Re: [MaxImDL] question about simple script and constants


Dec 5, 2001

 


----------------------------

#803 Dec 5, 2001

This simple script doesn't work properly unless I substitute a "5" in

place of "mxHotPixelKF". Am I missing a command in the beginning of

the script that defines global constants like "mxHotPixelKF"?







Dim doc

Dim docs

Dim app



Set doc = CreateObject("MaxIm.Document")

Set app = CreateObject("MaxIm.Application")



Set docs = app.Documents



For Each Document in docs



Document.KernelFilter mxHotPixelKF, 20



next



----------------------------

#804 Dec 5, 2001

etotman wrote: >

> This simple script doesn't work properly unless I substitute a "5" in

> place of "mxHotPixelKF". Am I missing a command in the beginning of

> the script that defines global constants like "mxHotPixelKF"?

>

> Dim doc

> Dim docs

> Dim app

>

> Set doc = CreateObject("MaxIm.Document")

> Set app = CreateObject("MaxIm.Application")

>

> Set docs = app.Documents

>

> For Each Document in docs

>

> Document.KernelFilter mxHotPixelKF, 20

>

> next



I believe if you're using VBScript the namespace will not be available unless

you do something fancy. In Visual Basic you could import the type library.



Doug



---------------



Doug George

dgeorge@...



Diffraction Limited

Makers of Cyanogen Imaging Products

www.cyanogen.com



100 Craig Henry Drive, Unit 106,

Ottawa, Ontario, Canada, K2G 5W3



Phone: (613) 225-2732

Fax: (613) 225-9688



---------------



----------------------------

#806 Dec 6, 2001

Ed --



Assuming you are using CScript/WScript (Windows Script Host) to run your

script, the named constants are not normally available (see below). While

Windows Script Host is capable of running a straight script as you are

doing, with a bit more effort many more things become possible. For example,

you can mix languages within a single "script".



To do what you want, you use a container file called a WSF file, say

test.wsf, and "run" that. It contains some simple XML to identify the script

itself, and you can reference components in a way that makes their named

symbols available. I used "MaxIm.CCDCamera" below, but actually any of

MaxIm's objects (.Application, .Document) would work in its place. The

effect is to load the symbols from MaxIm into the script's name space.

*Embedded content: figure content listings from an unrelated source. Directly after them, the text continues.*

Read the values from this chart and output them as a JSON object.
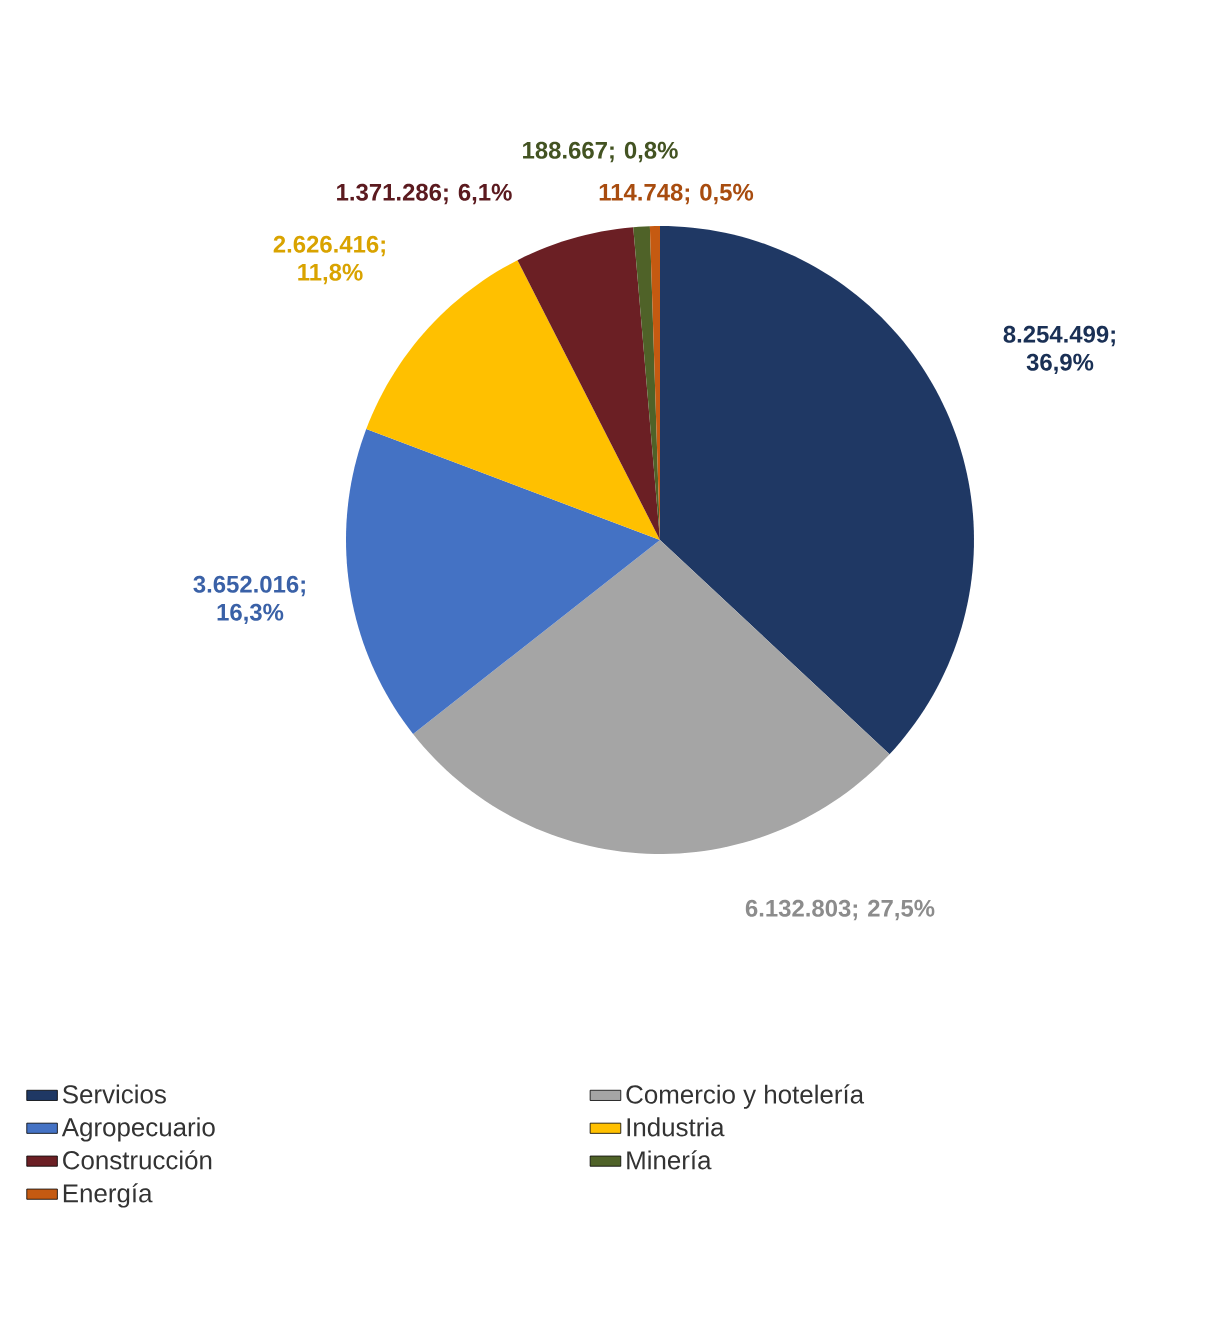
{
  "chart_data": {
    "type": "pie",
    "categories": [
      "Servicios",
      "Comercio y hotelería",
      "Agropecuario",
      "Industria",
      "Construcción",
      "Minería",
      "Energía"
    ],
    "values": [
      8254499,
      6132803,
      3652016,
      2626416,
      1371286,
      188667,
      114748
    ],
    "value_labels": [
      "8.254.499; 36,9%",
      "6.132.803; 27,5%",
      "3.652.016; 16,3%",
      "2.626.416; 11,8%",
      "1.371.286; 6,1%",
      "188.667; 0,8%",
      "114.748; 0,5%"
    ],
    "colors": [
      "#1f3864",
      "#a5a5a5",
      "#4472c4",
      "#ffc000",
      "#6b1f24",
      "#4f6228",
      "#c55a11"
    ],
    "legend": "bottom"
  }
}
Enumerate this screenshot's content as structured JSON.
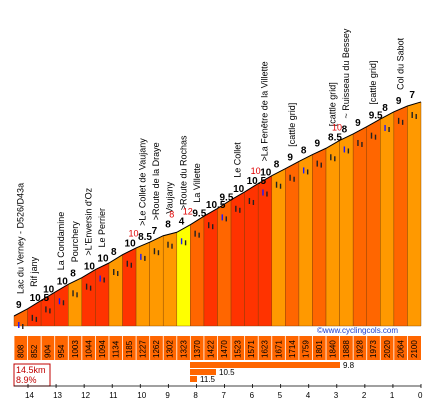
{
  "chart_data": {
    "type": "area",
    "site": "©www.cyclingcols.com",
    "summary": {
      "distance": "14.5km",
      "avg_gradient": "8.9%"
    },
    "max_gradients": [
      "9.8",
      "10.5",
      "11.5"
    ],
    "km_marks": [
      "14",
      "13",
      "12",
      "11",
      "10",
      "9",
      "8",
      "7",
      "6",
      "5",
      "4",
      "3",
      "2",
      "1",
      "0"
    ],
    "elevations": [
      "808",
      "852",
      "904",
      "954",
      "1003",
      "1044",
      "1094",
      "1134",
      "1185",
      "1227",
      "1262",
      "1302",
      "1323",
      "1370",
      "1422",
      "1470",
      "1523",
      "1571",
      "1623",
      "1671",
      "1714",
      "1759",
      "1801",
      "1840",
      "1888",
      "1928",
      "1973",
      "2020",
      "2064",
      "2100"
    ],
    "gradients": [
      "9",
      "10.5",
      "10",
      "10",
      "8",
      "10",
      "10",
      "8",
      "10",
      "8.5",
      "7",
      "8",
      "4",
      "9.5",
      "10.5",
      "9.5",
      "10",
      "10.5",
      "10",
      "8",
      "9",
      "8",
      "9",
      "8.5",
      "8",
      "9",
      "9.5",
      "8",
      "9",
      "7"
    ],
    "steep_sections": [
      "10",
      "8",
      "12",
      "10",
      "10"
    ],
    "locations": [
      {
        "name": "Lac du Verney - D526/D43a"
      },
      {
        "name": "Rif jany"
      },
      {
        "name": "La Condamine"
      },
      {
        "name": "Pourchery"
      },
      {
        "name": ">L'Enversin d'Oz"
      },
      {
        "name": "Le Perrier"
      },
      {
        "name": ">Le Collet de Vaujany"
      },
      {
        "name": ">Route de la Draye"
      },
      {
        "name": "Vaujany"
      },
      {
        "name": ">Route du Rochas"
      },
      {
        "name": "La Villette"
      },
      {
        "name": "Le Collet"
      },
      {
        "name": ">La Fenêtre de la Villette"
      },
      {
        "name": "[cattle grid]"
      },
      {
        "name": "[cattle grid]"
      },
      {
        "name": "~ Ruisseau du Bessey"
      },
      {
        "name": "[cattle grid]"
      },
      {
        "name": "Col du Sabot"
      }
    ],
    "colors": {
      "easy": "#ff9900",
      "medium": "#ff6600",
      "hard": "#ff3300",
      "flat": "#ffff00",
      "top": "#ffaa00",
      "band": "#ff6600",
      "gradient_bar": "#ff6600",
      "stat_border": "#c00000"
    }
  }
}
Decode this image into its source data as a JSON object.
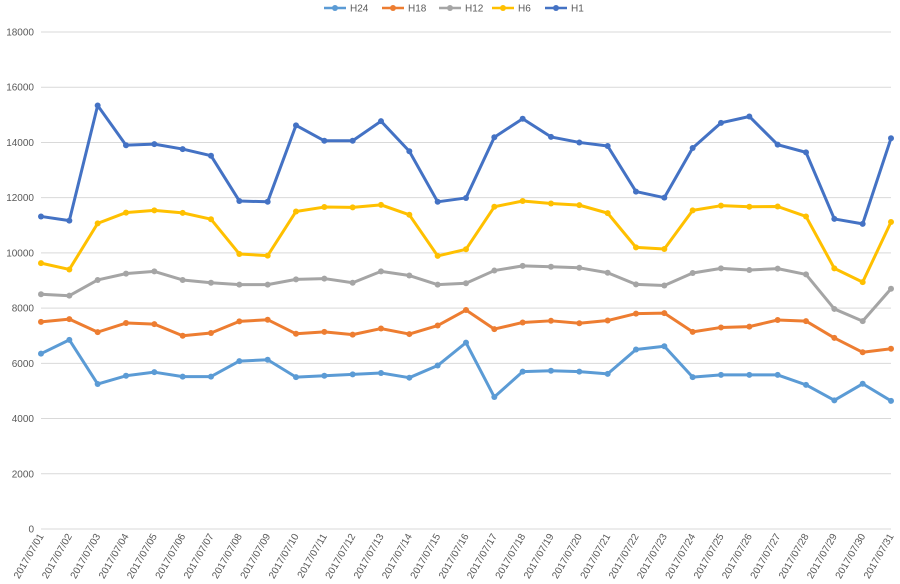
{
  "chart_data": {
    "type": "line",
    "title": "",
    "xlabel": "",
    "ylabel": "",
    "ylim": [
      0,
      18000
    ],
    "yticks": [
      0,
      2000,
      4000,
      6000,
      8000,
      10000,
      12000,
      14000,
      16000,
      18000
    ],
    "grid": "horizontal",
    "legend_position": "top-center",
    "categories": [
      "2017/07/01",
      "2017/07/02",
      "2017/07/03",
      "2017/07/04",
      "2017/07/05",
      "2017/07/06",
      "2017/07/07",
      "2017/07/08",
      "2017/07/09",
      "2017/07/10",
      "2017/07/11",
      "2017/07/12",
      "2017/07/13",
      "2017/07/14",
      "2017/07/15",
      "2017/07/16",
      "2017/07/17",
      "2017/07/18",
      "2017/07/19",
      "2017/07/20",
      "2017/07/21",
      "2017/07/22",
      "2017/07/23",
      "2017/07/24",
      "2017/07/25",
      "2017/07/26",
      "2017/07/27",
      "2017/07/28",
      "2017/07/29",
      "2017/07/30",
      "2017/07/31"
    ],
    "series": [
      {
        "name": "H24",
        "color": "#5b9bd5",
        "values": [
          6350,
          6850,
          5250,
          5550,
          5680,
          5520,
          5520,
          6080,
          6130,
          5500,
          5550,
          5600,
          5650,
          5480,
          5920,
          6750,
          4780,
          5700,
          5730,
          5700,
          5620,
          6500,
          6620,
          5500,
          5580,
          5580,
          5580,
          5220,
          4660,
          5260,
          4640
        ]
      },
      {
        "name": "H18",
        "color": "#ed7d31",
        "values": [
          7500,
          7600,
          7130,
          7460,
          7420,
          7000,
          7100,
          7520,
          7580,
          7070,
          7140,
          7040,
          7260,
          7060,
          7370,
          7930,
          7240,
          7480,
          7540,
          7450,
          7550,
          7800,
          7820,
          7140,
          7300,
          7330,
          7570,
          7530,
          6920,
          6400,
          6530
        ]
      },
      {
        "name": "H12",
        "color": "#a5a5a5",
        "values": [
          8500,
          8450,
          9020,
          9250,
          9330,
          9020,
          8920,
          8850,
          8850,
          9040,
          9070,
          8920,
          9330,
          9180,
          8850,
          8900,
          9360,
          9530,
          9500,
          9460,
          9280,
          8860,
          8820,
          9270,
          9440,
          9380,
          9430,
          9220,
          7970,
          7530,
          8700
        ]
      },
      {
        "name": "H6",
        "color": "#ffc000",
        "values": [
          9630,
          9400,
          11070,
          11460,
          11540,
          11450,
          11220,
          9960,
          9900,
          11500,
          11660,
          11650,
          11740,
          11380,
          9890,
          10130,
          11670,
          11880,
          11790,
          11730,
          11440,
          10200,
          10140,
          11540,
          11710,
          11670,
          11680,
          11320,
          9440,
          8940,
          11120
        ]
      },
      {
        "name": "H1",
        "color": "#4472c4",
        "values": [
          11320,
          11170,
          15340,
          13900,
          13940,
          13760,
          13520,
          11880,
          11850,
          14620,
          14060,
          14060,
          14770,
          13680,
          11850,
          11990,
          14190,
          14860,
          14200,
          14000,
          13870,
          12220,
          12000,
          13800,
          14710,
          14940,
          13920,
          13640,
          11230,
          11050,
          14150
        ]
      }
    ]
  }
}
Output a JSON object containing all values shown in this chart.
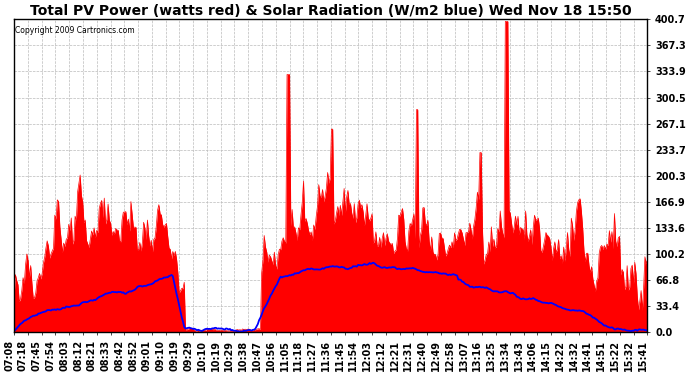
{
  "title": "Total PV Power (watts red) & Solar Radiation (W/m2 blue) Wed Nov 18 15:50",
  "copyright_text": "Copyright 2009 Cartronics.com",
  "background_color": "#ffffff",
  "plot_bg_color": "#ffffff",
  "grid_color": "#bbbbbb",
  "pv_color": "#ff0000",
  "radiation_color": "#0000ff",
  "ylim": [
    0.0,
    400.7
  ],
  "yticks": [
    0.0,
    33.4,
    66.8,
    100.2,
    133.6,
    166.9,
    200.3,
    233.7,
    267.1,
    300.5,
    333.9,
    367.3,
    400.7
  ],
  "xlabel_rotation": 90,
  "title_fontsize": 10,
  "tick_fontsize": 7,
  "x_labels": [
    "07:08",
    "07:18",
    "07:45",
    "07:54",
    "08:03",
    "08:12",
    "08:21",
    "08:33",
    "08:42",
    "08:52",
    "09:01",
    "09:10",
    "09:19",
    "09:29",
    "10:10",
    "10:19",
    "10:29",
    "10:38",
    "10:47",
    "10:56",
    "11:05",
    "11:18",
    "11:27",
    "11:36",
    "11:45",
    "11:54",
    "12:03",
    "12:12",
    "12:21",
    "12:31",
    "12:40",
    "12:49",
    "12:58",
    "13:07",
    "13:16",
    "13:25",
    "13:34",
    "13:43",
    "14:06",
    "14:15",
    "14:22",
    "14:32",
    "14:41",
    "14:51",
    "15:22",
    "15:32",
    "15:41"
  ]
}
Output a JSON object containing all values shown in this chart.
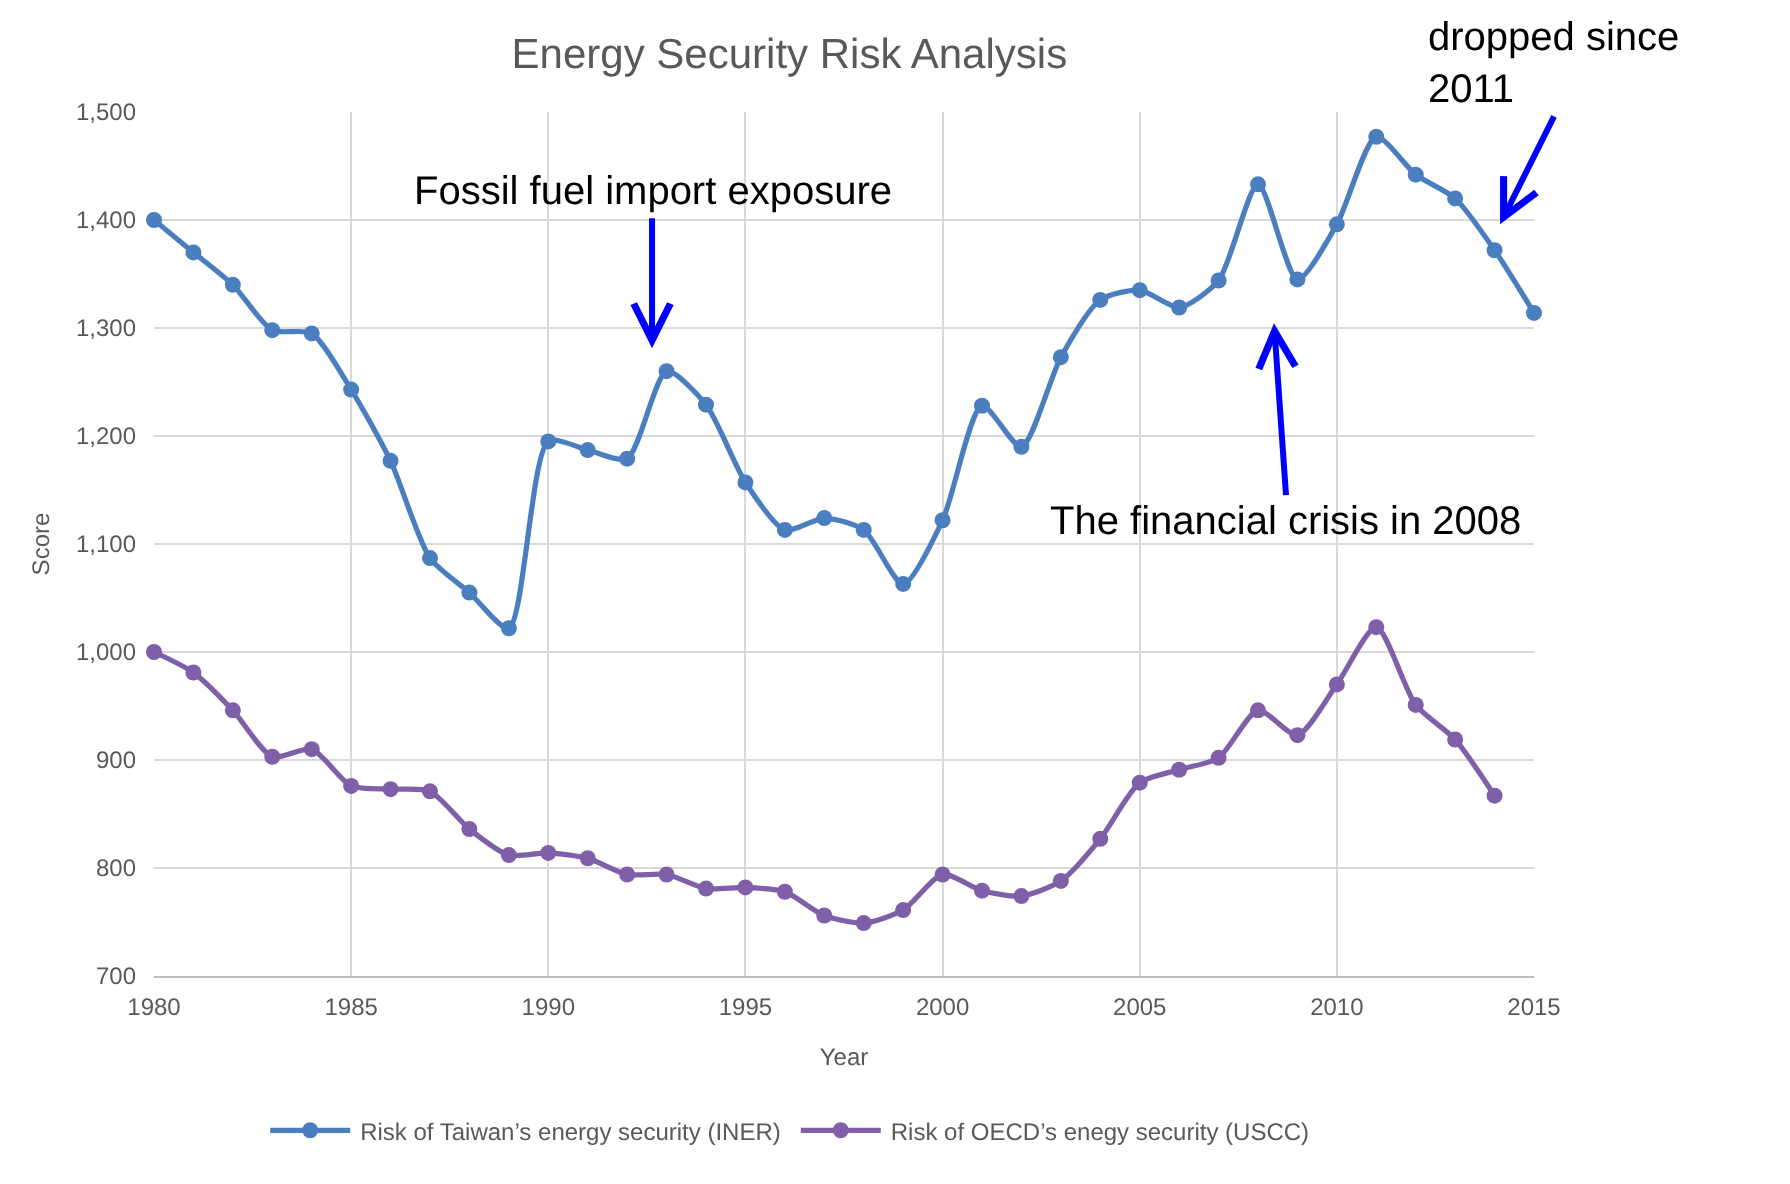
{
  "chart_data": {
    "type": "line",
    "title": "Energy Security Risk Analysis",
    "xlabel": "Year",
    "ylabel": "Score",
    "x": [
      1980,
      1981,
      1982,
      1983,
      1984,
      1985,
      1986,
      1987,
      1988,
      1989,
      1990,
      1991,
      1992,
      1993,
      1994,
      1995,
      1996,
      1997,
      1998,
      1999,
      2000,
      2001,
      2002,
      2003,
      2004,
      2005,
      2006,
      2007,
      2008,
      2009,
      2010,
      2011,
      2012,
      2013,
      2014,
      2015
    ],
    "series": [
      {
        "name": "Risk of Taiwan’s energy security (INER)",
        "color": "#4a7ebf",
        "values": [
          1400,
          1370,
          1340,
          1298,
          1295,
          1243,
          1177,
          1087,
          1055,
          1022,
          1195,
          1187,
          1179,
          1260,
          1229,
          1157,
          1113,
          1124,
          1113,
          1063,
          1122,
          1228,
          1190,
          1273,
          1326,
          1335,
          1319,
          1344,
          1433,
          1345,
          1396,
          1477,
          1442,
          1420,
          1372,
          1314
        ]
      },
      {
        "name": "Risk of OECD’s enegy security (USCC)",
        "color": "#7f5fa8",
        "values": [
          1000,
          981,
          946,
          903,
          910,
          876,
          873,
          871,
          836,
          812,
          814,
          809,
          794,
          794,
          781,
          782,
          778,
          756,
          749,
          761,
          794,
          779,
          774,
          788,
          827,
          879,
          891,
          902,
          946,
          923,
          970,
          1023,
          951,
          919,
          867,
          null
        ]
      }
    ],
    "xlim": [
      1980,
      2015
    ],
    "xticks": [
      1980,
      1985,
      1990,
      1995,
      2000,
      2005,
      2010,
      2015
    ],
    "ylim": [
      700,
      1500
    ],
    "yticks": [
      700,
      800,
      900,
      {
        "value": 1000,
        "label": "1,000"
      },
      {
        "value": 1100,
        "label": "1,100"
      },
      {
        "value": 1200,
        "label": "1,200"
      },
      {
        "value": 1300,
        "label": "1,300"
      },
      {
        "value": 1400,
        "label": "1,400"
      },
      {
        "value": 1500,
        "label": "1,500"
      }
    ],
    "grid": true,
    "legend": "bottom",
    "marker": "circle",
    "annotations": [
      "Fossil fuel import exposure",
      "The financial crisis in 2008",
      "dropped since\n2011"
    ]
  }
}
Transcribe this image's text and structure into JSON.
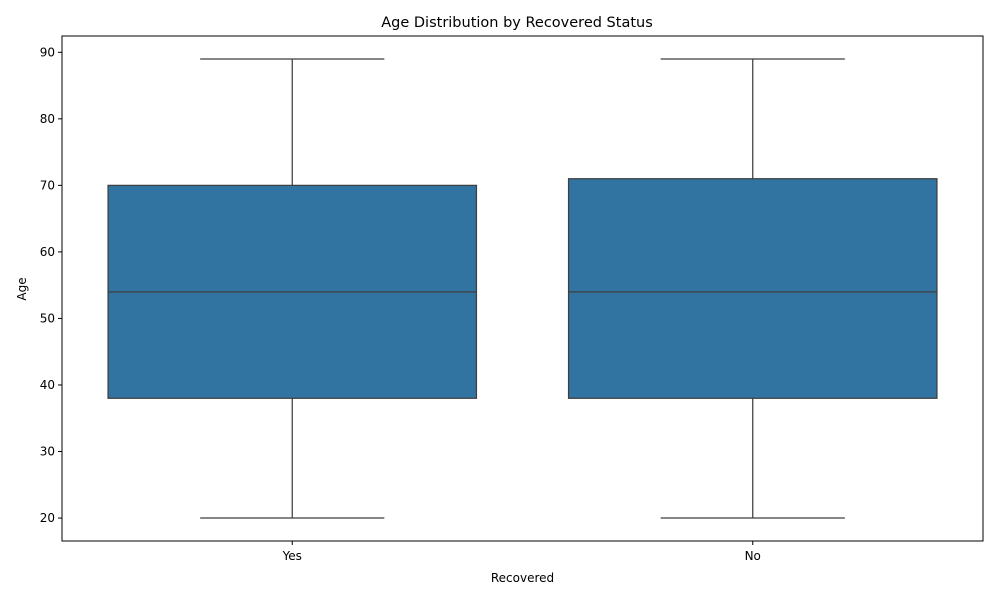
{
  "chart_data": {
    "type": "box",
    "title": "Age Distribution by Recovered Status",
    "xlabel": "Recovered",
    "ylabel": "Age",
    "categories": [
      "Yes",
      "No"
    ],
    "boxes": [
      {
        "category": "Yes",
        "whisker_low": 20,
        "q1": 38,
        "median": 54,
        "q3": 70,
        "whisker_high": 89
      },
      {
        "category": "No",
        "whisker_low": 20,
        "q1": 38,
        "median": 54,
        "q3": 71,
        "whisker_high": 89
      }
    ],
    "ylim": [
      16.55,
      92.45
    ],
    "yticks": [
      20,
      30,
      40,
      50,
      60,
      70,
      80,
      90
    ],
    "grid": false,
    "box_color": "#3274a1",
    "line_color": "#3f3f3f"
  }
}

The name "Job1" can be anything, and the debug="false" can be changed to

"true" if you have a script debugger installed (see below). By the way, if

you are going to Dim variables (a good idea!) add Option Explicit to the

beginning of your script and you'll get errors when you use an undefined

variable (a type, usually, and very hard to diagnose without Option

Explicit!). I also added a line that uses the Windows Script Host "Echo()"

method to give you feedback as the documents are filtered. If you run this

from cscript (cscript xxx.wsf), the names will show in your command window.

If you double-click the WSF file (using wscript), you'll get an annoying

message box when each document completes, so you probably will want to get

rid of that line.



package>

job id="Job1

?job error="true" debug="false" ?>

reference object="MaxIm.CCDCamera"/>

script language="VBScript



Option Explicit

Dim doc, docs, app



Set doc = CreateObject("MaxIm.Document")

Set app = CreateObject("MaxIm.Application")

Set docs = app.Documents

For Each Document in docs

Document.KernelFilter mxHotPixelKF, 20 ' You can use the symbol now!

WScript.Echo "Filtered " & Document.DisplayName " **ADDED **

Next



/script>

/job>

/package>



PS: I used a simplified syntax for the above. It will not pass XML

validation, but will run fine under WSH. See the docs (see below) for the

strict XML syntax.



PLUG>

At the ASCOM site, there is a "Getting Started" document that contains some

valuable resources:



ascom-standards.org/kick-start.html



In the "Useful Tools & Information" section of that page is a link to the

downloadable Microsoft Windows Script documentation:



download.microsoft.com/download/winscript56/Install/5.6/

W982KMeXP/EN-US/scrdoc56en.exe



This is the place where WSF files are described, along with all other things

Windows Script. There is a tutorial on Windows Script Host (cscript/wscript)

in that same document, as well as the reference manuals for VBScript and

JScript. When you installed the ASCOM Platform 1.2, you go the Windows

Script 5.6 engines.



Finally, the ASCOM "Getting Started" document also contains instructions on

how to enable and use the Office 2000 MSE Debugger for debugging scripts. If

you have Microsoft Office 2000, you already have a good debugging tool for

scripts.



Note that scripts written to run under ACP2 (rather than cscript/wscript)

cannot be in the WSF format. I have a wish list item for ACP to add a

built-in method to allow loading object symbols into the scrip's name space,

as well as to pre-load MaxIm's symbols (Camera is already a built-in object

in ACP2's script and ASP name spaces).